New Keynesian economics emerged as the leading theoretical framework for understanding modern monetary policy during the 1990s, synthesizing classical insights with modern microfoundations. Unlike their old Keynesian predecessors, who relied on rigid price assumptions, new Keynesians built models where prices are sticky due to real-world frictions. This focus on nominal rigidities provides the primary justification for active central bank intervention, particularly during demand shocks. The school’s influence peaked in the early 2000s, guiding responses to the Global Financial Crisis and the subsequent era of low inflation. Today, the framework remains dominant in central bank think tanks and academic macroeconomics departments, despite facing fresh challenges from pandemic-era supply shocks and shifting inflation dynamics.
The Core Mechanics of Price Stickiness
At the heart of the new Keynesian model is the assumption that firms cannot freely adjust prices. This stickiness is not the result of government regulation, but rather stems from real costs associated with changing prices, known as menu costs.
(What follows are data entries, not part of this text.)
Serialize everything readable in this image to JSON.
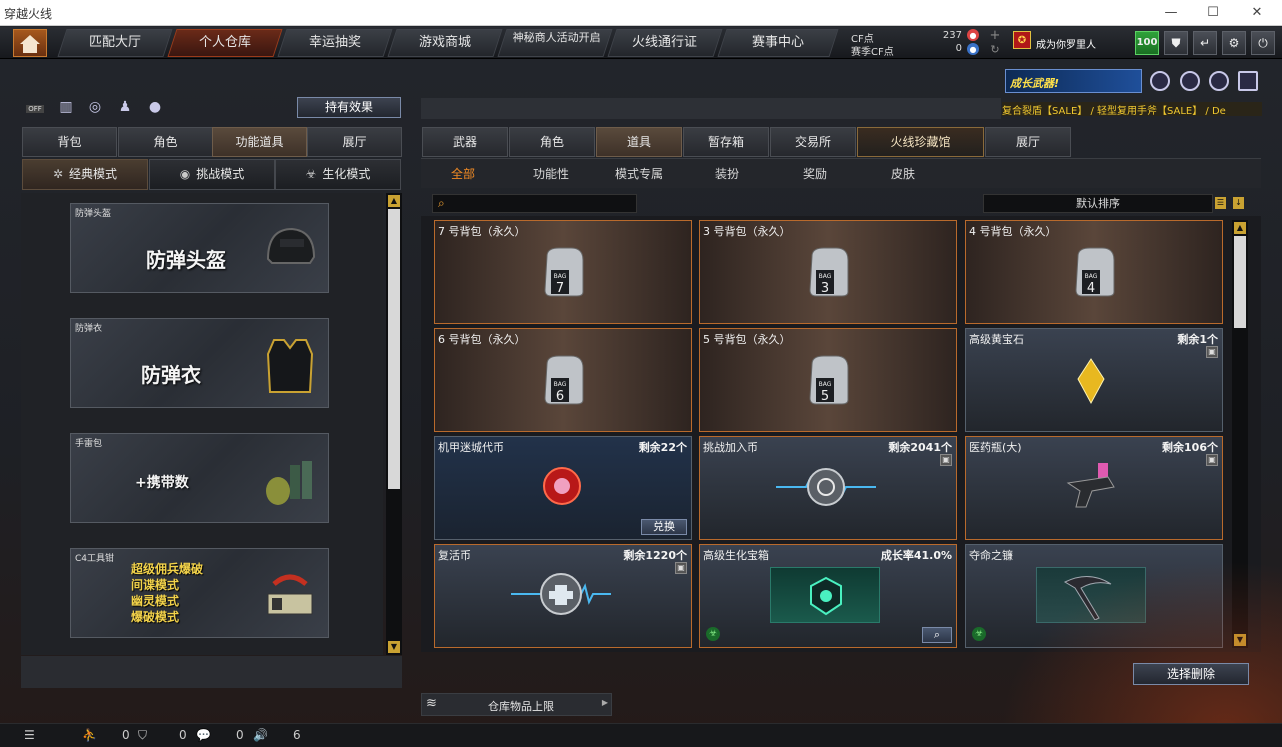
{
  "window": {
    "title": "穿越火线"
  },
  "topnav": {
    "tabs": [
      {
        "label": "匹配大厅"
      },
      {
        "label": "个人仓库"
      },
      {
        "label": "幸运抽奖"
      },
      {
        "label": "游戏商城"
      },
      {
        "label": "神秘商人活动开启"
      },
      {
        "label": "火线通行证"
      },
      {
        "label": "赛事中心"
      }
    ],
    "cf_label": "CF点",
    "cf_value": "237",
    "match_cf_label": "赛季CF点",
    "match_cf_value": "0",
    "username": "成为你罗里人",
    "level_badge": "100"
  },
  "banner": {
    "text": "成长武器!"
  },
  "ticker": {
    "text": "复合裂盾【SALE】 / 轻型复用手斧【SALE】 / De"
  },
  "left": {
    "effect_button": "持有效果",
    "off_label": "OFF",
    "tabs": [
      "背包",
      "角色",
      "功能道具",
      "展厅"
    ],
    "modes": [
      "经典模式",
      "挑战模式",
      "生化模式"
    ],
    "cards": [
      {
        "caption": "防弹头盔",
        "title": "防弹头盔"
      },
      {
        "caption": "防弹衣",
        "title": "防弹衣"
      },
      {
        "caption": "手雷包",
        "title": "+携带数"
      },
      {
        "caption": "C4工具钳",
        "lines": [
          "超级佣兵爆破",
          "间谍模式",
          "幽灵模式",
          "爆破模式"
        ]
      }
    ]
  },
  "right": {
    "tabs": [
      "武器",
      "角色",
      "道具",
      "暂存箱",
      "交易所",
      "火线珍藏馆",
      "展厅"
    ],
    "subtabs": [
      "全部",
      "功能性",
      "模式专属",
      "装扮",
      "奖励",
      "皮肤"
    ],
    "sort_label": "默认排序",
    "items": [
      {
        "name": "7 号背包（永久）",
        "bag": "7"
      },
      {
        "name": "3 号背包（永久）",
        "bag": "3"
      },
      {
        "name": "4 号背包（永久）",
        "bag": "4"
      },
      {
        "name": "6 号背包（永久）",
        "bag": "6"
      },
      {
        "name": "5 号背包（永久）",
        "bag": "5"
      },
      {
        "name": "高级黄宝石",
        "remain": "剩余1个"
      },
      {
        "name": "机甲迷城代币",
        "remain": "剩余22个",
        "button": "兑换"
      },
      {
        "name": "挑战加入币",
        "remain": "剩余2041个"
      },
      {
        "name": "医药瓶(大)",
        "remain": "剩余106个"
      },
      {
        "name": "复活币",
        "remain": "剩余1220个"
      },
      {
        "name": "高级生化宝箱",
        "remain": "成长率41.0%"
      },
      {
        "name": "夺命之镰"
      }
    ],
    "delete_button": "选择删除",
    "storage_label": "仓库物品上限"
  },
  "statusbar": {
    "a": "0",
    "b": "0",
    "c": "0",
    "d": "6"
  },
  "colors": {
    "accent": "#f08a24",
    "border": "#b96a2c",
    "gold": "#c9a232"
  }
}
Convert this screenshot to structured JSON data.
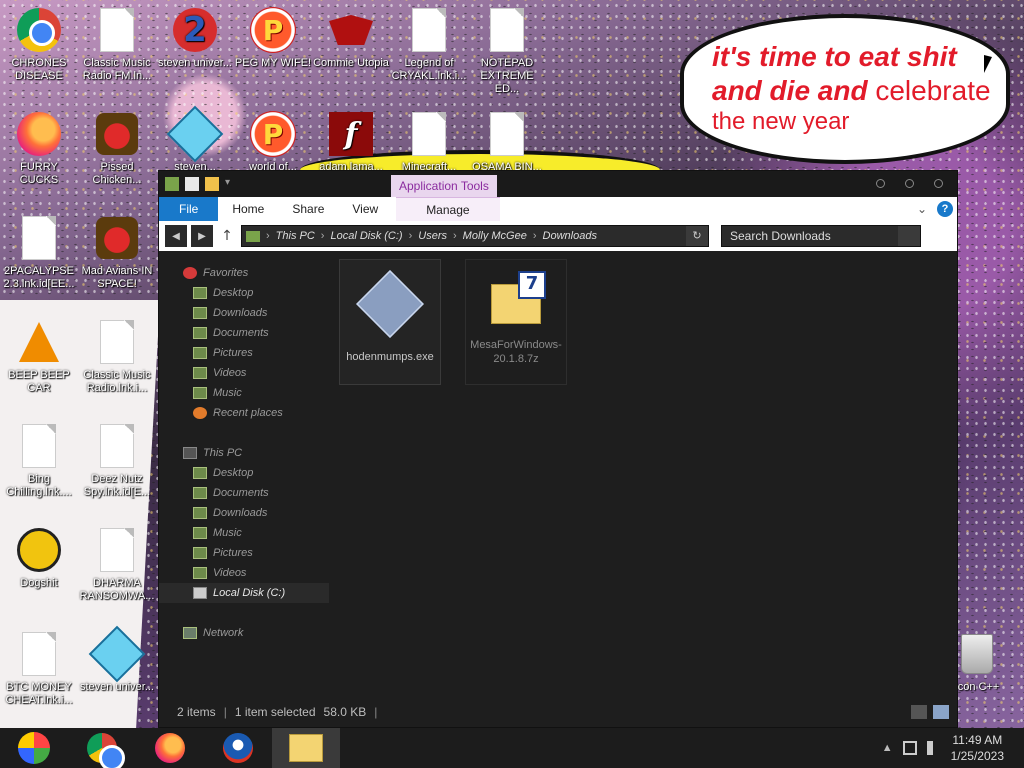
{
  "wallpaper": {
    "speech_line1": "it's time to eat shit",
    "speech_line2_bold": "and die and",
    "speech_line2_light": "celebrate",
    "speech_line3": "the new year"
  },
  "desktop_icons": [
    {
      "label": "CHRONES DISEASE",
      "icon": "chrome-icon"
    },
    {
      "label": "Classic Music Radio FM.ln...",
      "icon": "document-icon"
    },
    {
      "label": "steven univer...",
      "icon": "two-badge-icon"
    },
    {
      "label": "PEG MY WIFE!",
      "icon": "p-ball-icon"
    },
    {
      "label": "Commie Utopia",
      "icon": "commie-icon"
    },
    {
      "label": "Legend of CRYAKL.lnk.i...",
      "icon": "document-icon"
    },
    {
      "label": "NOTEPAD EXTREME ED...",
      "icon": "document-icon"
    },
    {
      "label": "FURRY CUCKS",
      "icon": "firefox-icon"
    },
    {
      "label": "Pissed Chicken...",
      "icon": "angry-bird-icon"
    },
    {
      "label": "steven...",
      "icon": "gem-icon"
    },
    {
      "label": "world of...",
      "icon": "p-ball-icon"
    },
    {
      "label": "adam.lama...",
      "icon": "flash-icon"
    },
    {
      "label": "Minecraft...",
      "icon": "document-icon"
    },
    {
      "label": "OSAMA BIN...",
      "icon": "document-icon"
    },
    {
      "label": "2PACALYPSE 2.3.lnk.id[EE...",
      "icon": "document-icon"
    },
    {
      "label": "Mad Avians IN SPACE!",
      "icon": "angry-bird-icon"
    },
    {
      "label": "BEEP BEEP CAR",
      "icon": "vlc-icon"
    },
    {
      "label": "Classic Music Radio.lnk.i...",
      "icon": "document-icon"
    },
    {
      "label": "Bing Chilling.lnk....",
      "icon": "document-icon"
    },
    {
      "label": "Deez Nutz Spy.lnk.id[E...",
      "icon": "document-icon"
    },
    {
      "label": "Dogshit",
      "icon": "dogshit-icon"
    },
    {
      "label": "DHARMA RANSOMWA...",
      "icon": "document-icon"
    },
    {
      "label": "BTC MONEY CHEAT.lnk.i...",
      "icon": "document-icon"
    },
    {
      "label": "steven univer...",
      "icon": "gem-icon"
    },
    {
      "label": "Icon C++",
      "icon": "recycle-bin-icon"
    }
  ],
  "explorer": {
    "context_tab": "Application Tools",
    "ribbon_tabs": [
      "File",
      "Home",
      "Share",
      "View"
    ],
    "manage_tab": "Manage",
    "address": [
      "This PC",
      "Local Disk (C:)",
      "Users",
      "Molly McGee",
      "Downloads"
    ],
    "search_placeholder": "Search Downloads",
    "nav": {
      "favorites": "Favorites",
      "fav_items": [
        "Desktop",
        "Downloads",
        "Documents",
        "Pictures",
        "Videos",
        "Music",
        "Recent places"
      ],
      "this_pc": "This PC",
      "pc_items": [
        "Desktop",
        "Documents",
        "Downloads",
        "Music",
        "Pictures",
        "Videos",
        "Local Disk (C:)"
      ],
      "network": "Network"
    },
    "files": [
      {
        "name": "hodenmumps.exe",
        "selected": true
      },
      {
        "name": "MesaForWindows-20.1.8.7z",
        "selected": false
      }
    ],
    "status": {
      "items": "2 items",
      "selected": "1 item selected",
      "size": "58.0 KB"
    }
  },
  "taskbar": {
    "time": "11:49 AM",
    "date": "1/25/2023"
  }
}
These costs might include the expense of printing new menus, updating websites, or simply the time spent by managers recalculating rates. Because these costs are small on an individual transaction basis, firms often find it optimal to adjust prices infrequently and in small increments. This infrequent adjustment creates the nominal rigidity that allows demand-side shocks to have real effects on output and employment in the short run, a cornerstone of the school’s policy relevance.
The Role of Calvo Pricing
To model this behavior mathematically, new Keynesians often utilize the Calvo pricing framework. In this structure, each firm sets its price optimally at the beginning of a period but faces a constant probability, theta, of being able to reset its price in any given period. A firm with a Calvo parameter of 0.25, for example, can change its price 25% of the time, meaning the average duration of a price spell is four periods. This "state-dependent" mechanism implies that the likelihood of a firm adjusting its price does not depend on how long it has been since the last change, but rather on the current state of the economy. This specific feature ensures that price dispersion—where some firms raise prices while others do not—exists simultaneously in the economy, which is crucial for the transmission of monetary policy.
Monetary Policy and the Phillips Curve
The presence of sticky prices directly links new Keynesian theory to the Phillips Curve, the inverse relationship between inflation and unemployment. Because firms are slow to raise prices, an increase in aggregate demand does not immediately lead to higher wages or production costs. Instead, output increases first, and inflation follows with a lag. This provides a clear theoretical justification for central banks to respond to demand shocks. By raising interest rates to cool demand, a central bank can prevent the economy from overheating and inflation from accelerating. The standard New Keynesian Phillips Curve is the primary tool used to analyze this trade-off, making it an essential instrument for forward-looking policy decisions.